In The Gold Key, Arthur Davis crafts a sinister tale that could have been taken from the darkened soul of Sir Arthur Conan Doyle or Edgar Allen Poe, with just a tinge of Alfred Hitchcock.
The Gold Key is a gripping gothic murder mystery told through the corrupt mind of a man steeped in self-righteous anger and revenge.
“Who am I…who was I…what have I become…what will I become…what of me will survive and…is it worth saving…”
Yet a man’s life was not the only thing taken that fateful afternoon in the wine cellar. A gold key, “a forgotten, irrelevant bauble” of unknown purpose passed from the pocket of the deceased into that of the killer. As he pays his respects to the grieving widow, his circumstances take a sudden turn for the better, though not without cost.
“I am who I am. Who I always was; only a more disfigured version than before and now with this potential, stridently more unpleasant to behold.”

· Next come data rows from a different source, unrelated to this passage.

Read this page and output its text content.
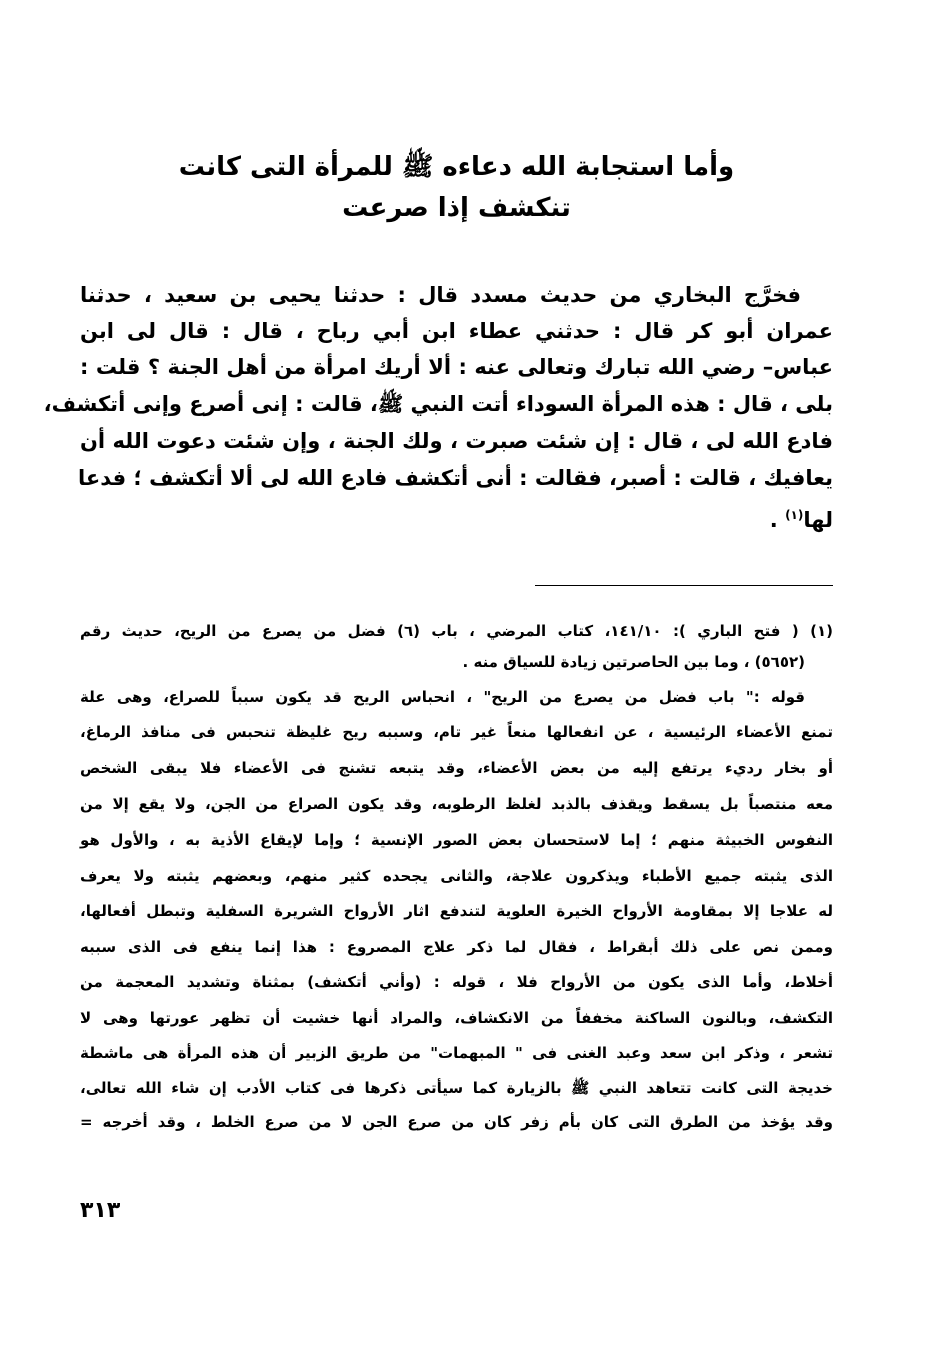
وأما استجابة الله دعاءه ﷺ للمرأة التى كانت
تنكشف إذا صرعت
فخرَّج البخاري من حديث مسدد قال : حدثنا يحيى بن سعيد ، حدثنا
عمران أبو كر قال : حدثني عطاء ابن أبي رباح ، قال : قال لى ابن
عباس– رضي الله تبارك وتعالى عنه : ألا أريك امرأة من أهل الجنة ؟ قلت :
بلى ، قال : هذه المرأة السوداء أتت النبي ﷺ، قالت : إنى أصرع وإنى أتكشف،
فادع الله لى ، قال : إن شئت صبرت ، ولك الجنة ، وإن شئت دعوت الله أن
يعافيك ، قالت : أصبر، فقالت : أنى أتكشف فادع الله لى ألا أتكشف ؛ فدعا
لها$^{(١)}$ .
(١) ( فتح الباري ): ١٤١/١٠، كتاب المرضي ، باب (٦) فضل من يصرع من الريح، حديث رقم
(٥٦٥٢) ، وما بين الحاصرتين زيادة للسياق منه .
قوله :" باب فضل من يصرع من الريح" ، انحباس الريح قد يكون سبباً للصراع، وهى علة
تمنع الأعضاء الرئيسية ، عن انفعالها منعاً غير تام، وسببه ريح غليظة تنحبس فى منافذ الرماغ،
أو بخار رديء يرتفع إليه من بعض الأعضاء، وقد يتبعه تشنج فى الأعضاء فلا يبقى الشخص
معه منتصباً بل يسقط ويقذف بالذبد لغلظ الرطوبه، وقد يكون الصراع من الجن، ولا يقع إلا من
النفوس الخبيثة منهم ؛ إما لاستحسان بعض الصور الإنسية ؛ وإما لإيقاع الأذية به ، والأول هو
الذى يثبته جميع الأطباء ويذكرون علاجة، والثانى يجحده كثير منهم، وبعضهم يثبته ولا يعرف
له علاجا إلا بمقاومة الأرواح الخيرة العلوية لتندفع اثار الأرواح الشريرة السفلية وتبطل أفعالها،
وممن نص على ذلك أبقراط ، فقال لما ذكر علاج المصروع : هذا إنما ينفع فى الذى سببه
أخلاط، وأما الذى يكون من الأرواح فلا ، قوله : (وأني أتكشف) بمثناة وتشديد المعجمة من
التكشف، وبالنون الساكنة مخففاً من الانكشاف، والمراد أنها خشيت أن تظهر عورتها وهى لا
تشعر ، وذكر ابن سعد وعبد الغنى فى " المبهمات" من طريق الزبير أن هذه المرأة هى ماشطة
خديجة التى كانت تتعاهد النبي ﷺ بالزيارة كما سيأتى ذكرها فى كتاب الأدب إن شاء الله تعالى،
وقد يؤخذ من الطرق التى كان بأم زفر كان من صرع الجن لا من صرع الخلط ، وقد أخرجه =
٣١٣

Though Davis’ main character has no name, his theatrically loquacious narrative cleverly blends the cerebral and the carnal and provides a maniacal portrait of a man, and the landscape of nineteenth century London he inhabits.

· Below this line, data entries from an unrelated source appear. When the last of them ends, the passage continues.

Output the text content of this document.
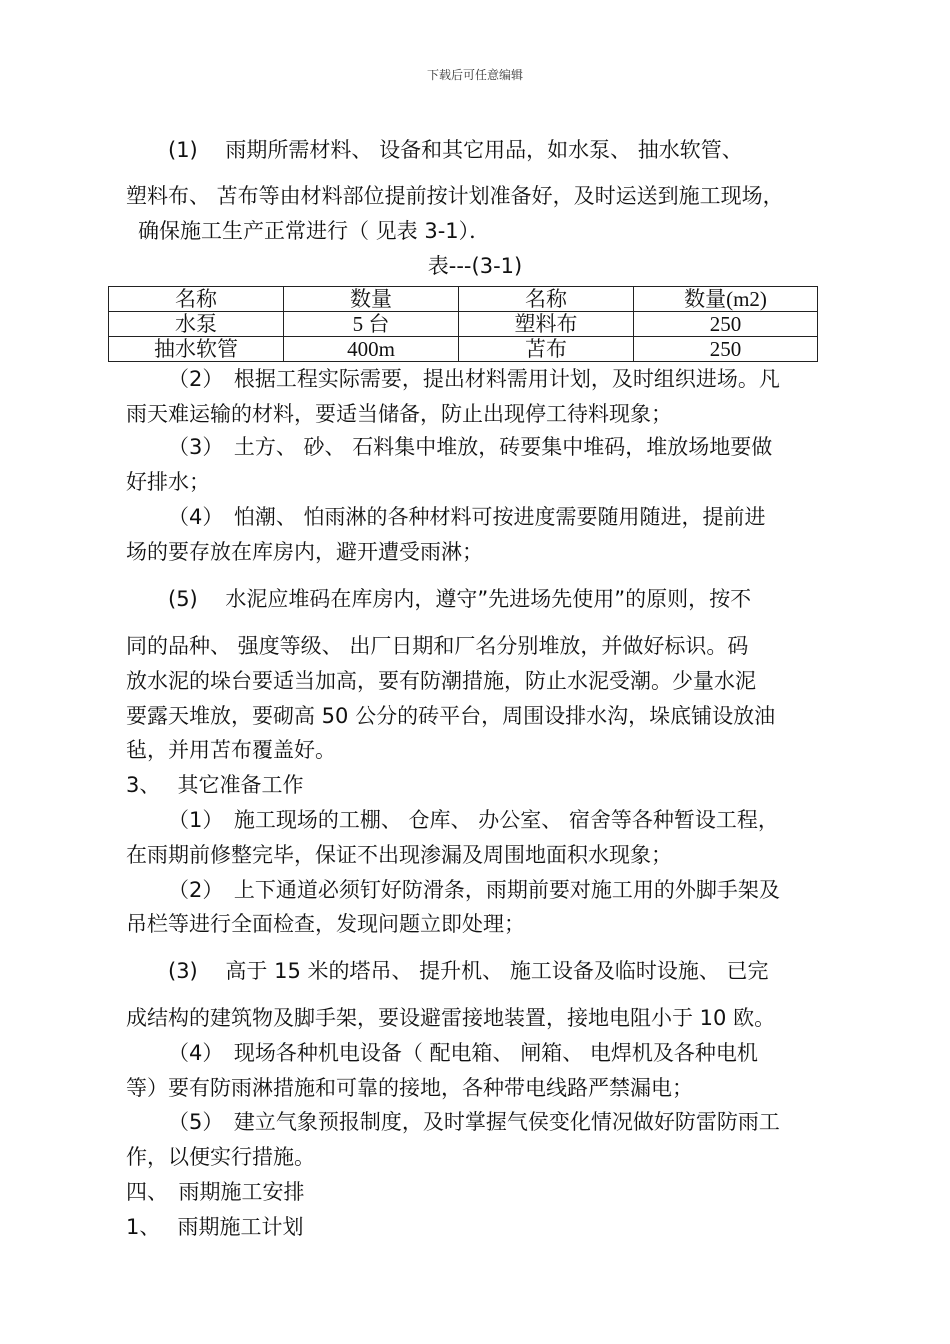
下载后可任意编辑
(1)　 雨期所需材料、 设备和其它用品，如水泵、 抽水软管、
塑料布、 苫布等由材料部位提前按计划准备好，及时运送到施工现场，
确保施工生产正常进行（ 见表 3-1）．
表---(3-1)
名称	数量	名称	数量(m2)
水泵	5 台	塑料布	250
抽水软管	400m	苫布	250
（2）　根据工程实际需要，提出材料需用计划，及时组织进场。凡
雨天难运输的材料，要适当储备，防止出现停工待料现象；
（3）　土方、 砂、 石料集中堆放，砖要集中堆码，堆放场地要做
好排水；
（4）　怕潮、 怕雨淋的各种材料可按进度需要随用随进，提前进
场的要存放在库房内，避开遭受雨淋；
(5)　 水泥应堆码在库房内，遵守”先进场先使用”的原则，按不
同的品种、 强度等级、 出厂日期和厂名分别堆放，并做好标识。码
放水泥的垛台要适当加高，要有防潮措施，防止水泥受潮。少量水泥
要露天堆放，要砌高 50 公分的砖平台，周围设排水沟，垛底铺设放油
毡，并用苫布覆盖好。
3、　 其它准备工作
（1）　施工现场的工棚、 仓库、 办公室、 宿舍等各种暂设工程，
在雨期前修整完毕，保证不出现渗漏及周围地面积水现象；
（2）　上下通道必须钉好防滑条，雨期前要对施工用的外脚手架及
吊栏等进行全面检查，发现问题立即处理；
(3)　 高于 15 米的塔吊、 提升机、 施工设备及临时设施、 已完
成结构的建筑物及脚手架，要设避雷接地装置，接地电阻小于 10 欧。
（4）　现场各种机电设备（ 配电箱、 闸箱、 电焊机及各种电机
等）要有防雨淋措施和可靠的接地，各种带电线路严禁漏电；
（5）　建立气象预报制度，及时掌握气侯变化情况做好防雷防雨工
作，以便实行措施。
四、　雨期施工安排
1、　 雨期施工计划
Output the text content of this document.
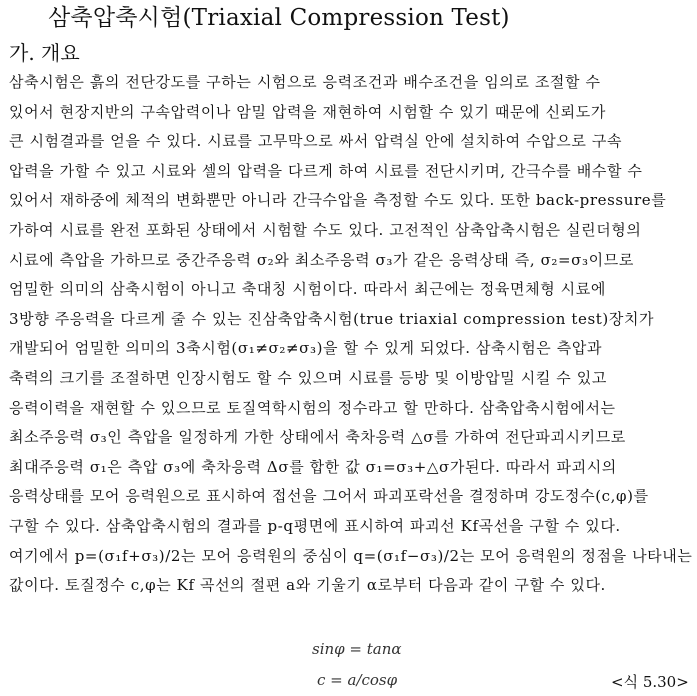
삼축압축시험(Triaxial Compression Test)
가. 개요
삼축시험은 흙의 전단강도를 구하는 시험으로 응력조건과 배수조건을 임의로 조절할 수
있어서 현장지반의 구속압력이나 암밀 압력을 재현하여 시험할 수 있기 때문에 신뢰도가
큰 시험결과를 얻을 수 있다. 시료를 고무막으로 싸서 압력실 안에 설치하여 수압으로 구속
압력을 가할 수 있고 시료와 셀의 압력을 다르게 하여 시료를 전단시키며, 간극수를 배수할 수
있어서 재하중에 체적의 변화뿐만 아니라 간극수압을 측정할 수도 있다. 또한 back-pressure를
가하여 시료를 완전 포화된 상태에서 시험할 수도 있다. 고전적인 삼축압축시험은 실린더형의
시료에 측압을 가하므로 중간주응력 σ₂와 최소주응력 σ₃가 같은 응력상태 즉, σ₂=σ₃이므로
엄밀한 의미의 삼축시험이 아니고 축대칭 시험이다. 따라서 최근에는 정육면체형 시료에
3방향 주응력을 다르게 줄 수 있는 진삼축압축시험(true triaxial compression test)장치가
개발되어 엄밀한 의미의 3축시험(σ₁≠σ₂≠σ₃)을 할 수 있게 되었다. 삼축시험은 측압과
축력의 크기를 조절하면 인장시험도 할 수 있으며 시료를 등방 및 이방압밀 시킬 수 있고
응력이력을 재현할 수 있으므로 토질역학시험의 정수라고 할 만하다. 삼축압축시험에서는
최소주응력 σ₃인 측압을 일정하게 가한 상태에서 축차응력 △σ를 가하여 전단파괴시키므로
최대주응력 σ₁은 측압 σ₃에 축차응력 Δσ를 합한 값 σ₁=σ₃+△σ가된다. 따라서 파괴시의
응력상태를 모어 응력원으로 표시하여 접선을 그어서 파괴포락선을 결정하며 강도정수(c,φ)를
구할 수 있다. 삼축압축시험의 결과를 p-q평면에 표시하여 파괴선 Kf곡선을 구할 수 있다.
여기에서 p=(σ₁f+σ₃)/2는 모어 응력원의 중심이 q=(σ₁f−σ₃)/2는 모어 응력원의 정점을 나타내는
값이다. 토질정수 c,φ는 Kf 곡선의 절편 a와 기울기 α로부터 다음과 같이 구할 수 있다.
sinφ = tanα
c = a/cosφ	<식 5.30>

In The Gold Key, Davis artfully illustrates how dark a man’s desires may run, and to what lengths he will go to fulfill them.
The Gold Key
Novel reviewed by M. Barnes in July 2008
A truly tangled web is woven when the powers of a golden trinket reveal themselves in Arthur Davis’ eerie and startling narrative. The seething changes of a slow-burn transformation in one man, and tangential others, expose the pitfalls of personal pride and avarice.
Opening from a remote, abandoned wine cellar into the world of well-worn London streets where horse-drawn carriages abound, the vascular verbiage of our main character reveals all.

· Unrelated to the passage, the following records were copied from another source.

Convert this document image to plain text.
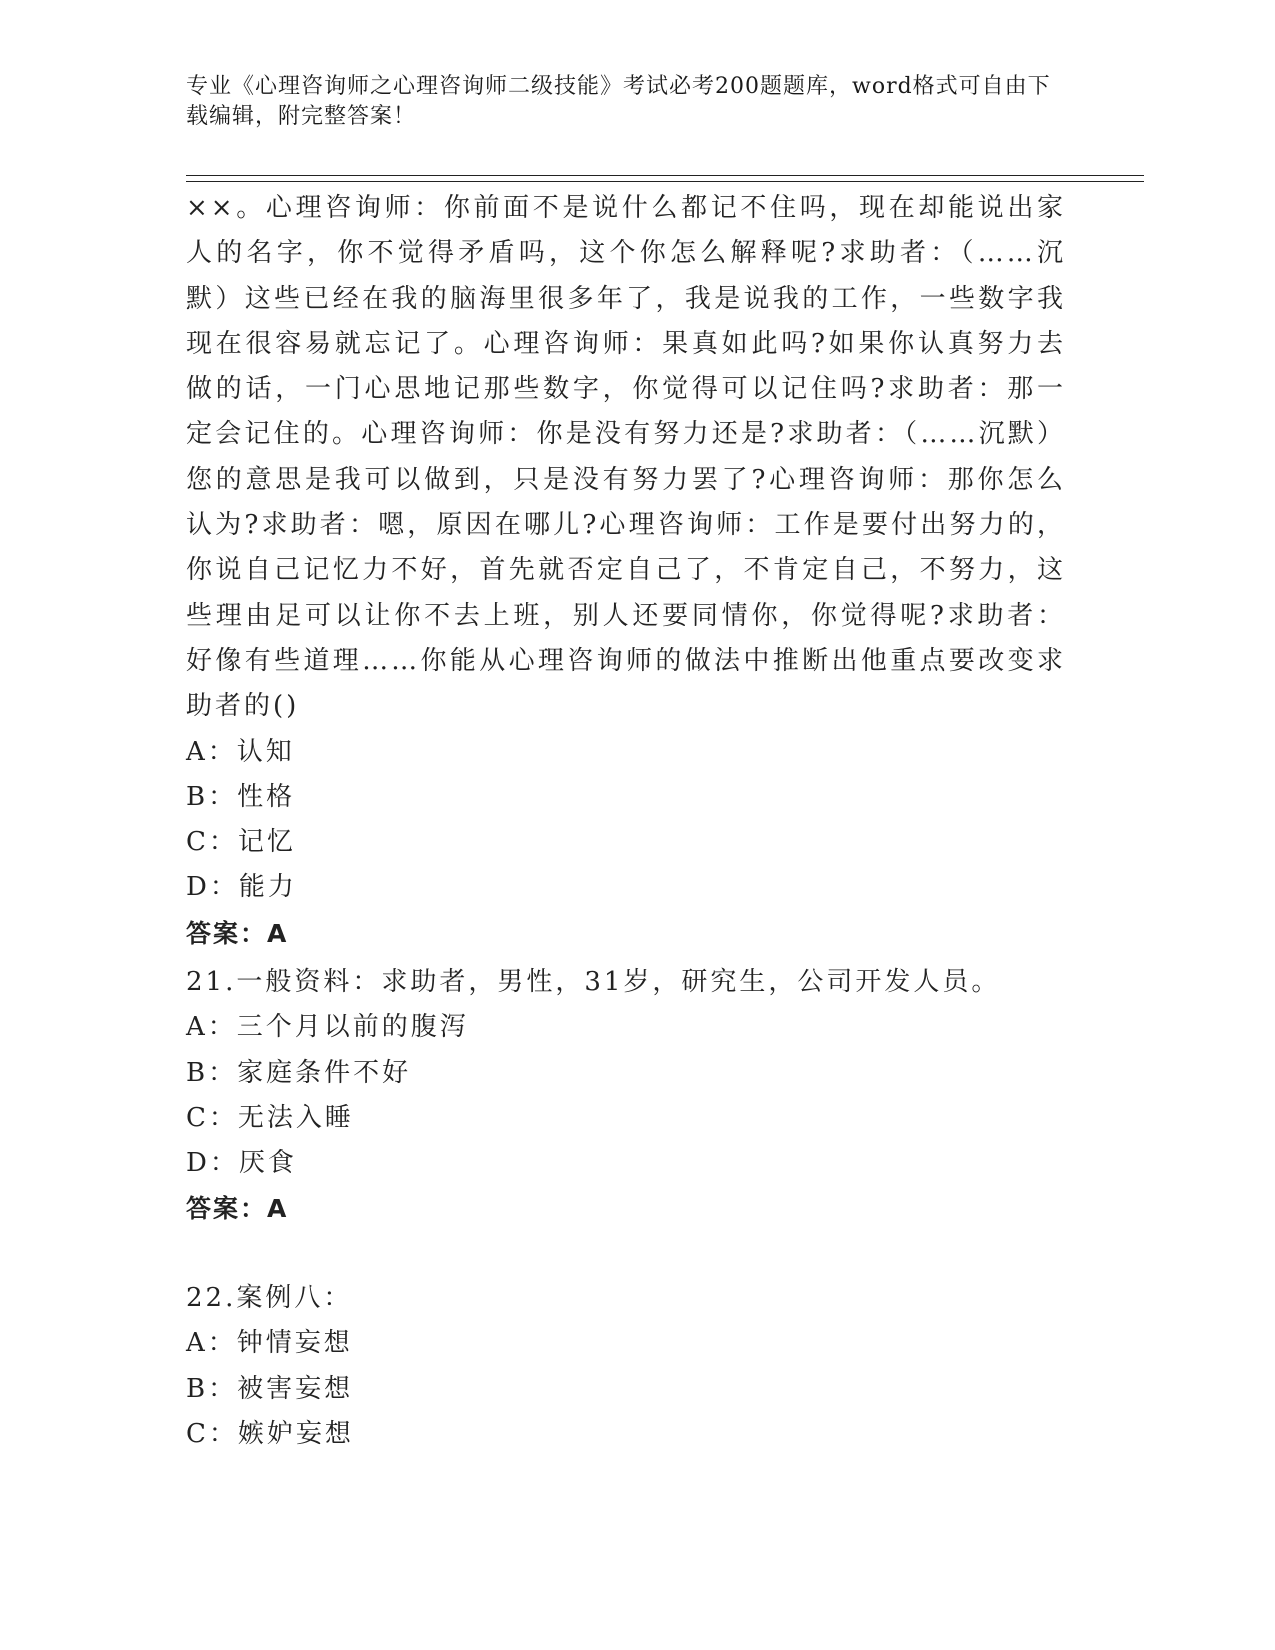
专业《心理咨询师之心理咨询师二级技能》考试必考200题题库，word格式可自由下载编辑，附完整答案！
××。心理咨询师：你前面不是说什么都记不住吗，现在却能说出家人的名字，你不觉得矛盾吗，这个你怎么解释呢?求助者：（……沉默）这些已经在我的脑海里很多年了，我是说我的工作，一些数字我现在很容易就忘记了。心理咨询师：果真如此吗?如果你认真努力去做的话，一门心思地记那些数字，你觉得可以记住吗?求助者：那一定会记住的。心理咨询师：你是没有努力还是?求助者：（……沉默）您的意思是我可以做到，只是没有努力罢了?心理咨询师：那你怎么认为?求助者：嗯，原因在哪儿?心理咨询师：工作是要付出努力的，你说自己记忆力不好，首先就否定自己了，不肯定自己，不努力，这些理由足可以让你不去上班，别人还要同情你，你觉得呢?求助者：好像有些道理……你能从心理咨询师的做法中推断出他重点要改变求助者的()
A：认知
B：性格
C：记忆
D：能力
答案：A
21.一般资料：求助者，男性，31岁，研究生，公司开发人员。
A：三个月以前的腹泻
B：家庭条件不好
C：无法入睡
D：厌食
答案：A
22.案例八：
A：钟情妄想
B：被害妄想
C：嫉妒妄想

The bloody trail from the wine cellar where horror swarms with the rats follows his every footstep, through the theatre of his professional downfall to seedy underbelly of a life so familiar with professional courtesans. These ladies of the night prove his comfort and his constable.
A gold key is at the center of the swarming plot that removes the nameless lead character from the hopelessly linear life resulting from his professional fall from grace. The fixation resulting from its powers of influence and subsequent curse set the stage of ruin for a man of grievous self-importance.
Shakespearean twists and Machiavellian motives steer the reader through sinister murders, perverse tragedies and endless indulgences of the flesh.
Davis has written a masterful tale of a man’s squalid path through one of London’s most indigent time periods.
There is no secreting away the sinister aura of this tale, where the question, “What have I become,” echoes throughout each word and deed of Davis’ staunch and trembling monologue.